Maria zeigte auf eine Porzellankanne und schmunzelte vor sich hin. Sie war noch nie verheiratet gewesen, aber sie konnte sich in etwa vorstellen wie nervös und aufgeregt Kati sich fühlen musste.

Während Kati sich einschenkte und drei Löffel Zucker dazu gab, tauchte Aurelia ebenfalls in der Küche auf.

„Guten Morgen allerseits. Hier ist ja schon ganz schön was los.“

Auch sie holte sich eine Tasse und goss Schwarztee hinein, den sie mit Zucker süßte und mit einem Schuss Sahne abrundete.

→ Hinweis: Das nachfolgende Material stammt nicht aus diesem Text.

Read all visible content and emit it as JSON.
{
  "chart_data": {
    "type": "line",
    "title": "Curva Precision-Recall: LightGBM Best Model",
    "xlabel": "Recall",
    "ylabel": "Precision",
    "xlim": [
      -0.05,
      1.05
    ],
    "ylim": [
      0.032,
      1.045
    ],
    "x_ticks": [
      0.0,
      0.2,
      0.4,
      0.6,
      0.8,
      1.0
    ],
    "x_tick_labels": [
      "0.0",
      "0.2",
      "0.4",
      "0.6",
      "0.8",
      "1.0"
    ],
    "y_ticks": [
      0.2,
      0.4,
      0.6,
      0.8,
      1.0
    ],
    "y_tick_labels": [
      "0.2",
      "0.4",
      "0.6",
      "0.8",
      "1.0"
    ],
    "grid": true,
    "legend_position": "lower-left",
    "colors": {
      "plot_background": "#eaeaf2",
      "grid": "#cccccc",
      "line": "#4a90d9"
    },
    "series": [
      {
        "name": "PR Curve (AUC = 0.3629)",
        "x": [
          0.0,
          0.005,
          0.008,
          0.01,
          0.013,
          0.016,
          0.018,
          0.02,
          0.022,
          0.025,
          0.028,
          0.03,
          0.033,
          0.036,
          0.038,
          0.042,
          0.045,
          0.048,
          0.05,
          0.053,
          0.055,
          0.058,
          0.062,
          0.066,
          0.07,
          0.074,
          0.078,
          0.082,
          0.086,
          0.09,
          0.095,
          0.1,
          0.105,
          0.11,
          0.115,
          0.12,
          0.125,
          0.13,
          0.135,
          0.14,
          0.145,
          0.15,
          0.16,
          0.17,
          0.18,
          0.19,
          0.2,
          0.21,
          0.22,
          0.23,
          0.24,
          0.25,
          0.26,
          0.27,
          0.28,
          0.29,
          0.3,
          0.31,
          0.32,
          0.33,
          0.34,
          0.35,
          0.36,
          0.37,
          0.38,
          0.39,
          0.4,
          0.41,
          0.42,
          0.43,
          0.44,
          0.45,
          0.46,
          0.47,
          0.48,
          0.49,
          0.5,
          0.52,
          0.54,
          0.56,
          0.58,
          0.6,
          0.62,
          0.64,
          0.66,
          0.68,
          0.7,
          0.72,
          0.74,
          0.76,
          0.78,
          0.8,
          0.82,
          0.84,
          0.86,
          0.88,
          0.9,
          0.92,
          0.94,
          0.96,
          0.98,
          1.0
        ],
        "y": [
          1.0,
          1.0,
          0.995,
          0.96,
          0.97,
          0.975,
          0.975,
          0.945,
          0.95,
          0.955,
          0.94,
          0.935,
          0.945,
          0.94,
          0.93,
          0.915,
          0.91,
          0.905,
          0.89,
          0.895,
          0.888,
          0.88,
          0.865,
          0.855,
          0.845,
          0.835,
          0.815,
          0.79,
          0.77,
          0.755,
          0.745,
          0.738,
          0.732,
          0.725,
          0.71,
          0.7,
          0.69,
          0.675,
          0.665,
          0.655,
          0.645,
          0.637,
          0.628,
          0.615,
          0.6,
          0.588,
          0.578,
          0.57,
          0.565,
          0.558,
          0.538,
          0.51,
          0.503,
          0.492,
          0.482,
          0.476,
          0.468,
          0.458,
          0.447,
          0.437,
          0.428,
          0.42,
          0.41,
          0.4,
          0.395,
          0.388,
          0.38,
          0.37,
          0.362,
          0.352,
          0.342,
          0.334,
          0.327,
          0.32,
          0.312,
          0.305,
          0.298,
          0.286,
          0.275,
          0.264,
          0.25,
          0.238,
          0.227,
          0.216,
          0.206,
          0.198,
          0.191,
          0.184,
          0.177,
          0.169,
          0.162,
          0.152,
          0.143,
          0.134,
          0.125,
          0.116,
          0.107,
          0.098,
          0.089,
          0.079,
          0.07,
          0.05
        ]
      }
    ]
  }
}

„Prost Kati, auf Dich. Nach dem Frühstück werden wir Dich schön machen, noch schöner meine ich, denn schön bist Du schon. Die Männer fahren dann voraus.“

„Ihr könnt Euch gar nicht vorstellen wie aufgeregt ich bin. Ich freu mich schon so,“ strahlte Kati und nippte an ihrem heißen Getränk.

„Doch Kati, glaub mir, das kann ich. Ich war bei meinen beiden Hochzeiten vorher so aufgeregt, dass ich nichts zu mir nehmen konnte. Mein Herz klopfte, als wolle es mir aus der Brust hüpfen. Doch wenn Du vor dem Altar stehst, dann wirst Du ganz ruhig sein. Glaub mir.“

„Dein Wort in Gottes Ohr Aurelia.“

Nach und nach wachten auch die Herren auf und setzten sich an den gedeckten Esszimmertisch. Maria bewirtete die Männer, während Aurelia mit Kati nach oben schlich.

Tarek grinste. „Und, wie fühlst Du Dich Joaquin?“

„Als ob ich zur Schlachtbank geführt werde.“ Er grinste bei diesen Worten.

Georg schmunzelte und reichte ihm das Brotkörbchen hinüber. „So schlimm ist die Ehe gar nicht. Du hast Dir doch sicher die Hörner schon abgestoßen. Ich kann mich erinnern, dass Du in Paris ganz schön unterwegs warst, wenn wir frei hatten.“

Joaquin sagte dazu nichts, aber der Schalk blitzte aus seinen braunen Augen.

„Wo sind denn die Damen?“ Tarek wunderte sich, weil er wusste, dass Aurelia bereits vor ihm aufgestanden war, aber noch nicht zu Tisch erschienen war.

„Ich denke, sie ist bei Kati, um sie hübsch herzurichten.“

Nach dem ausgiebigen Frühstück verschwanden auch die Männer in ihren Zimmern, um sich zu waschen und ihre besten Anzüge anzuziehen.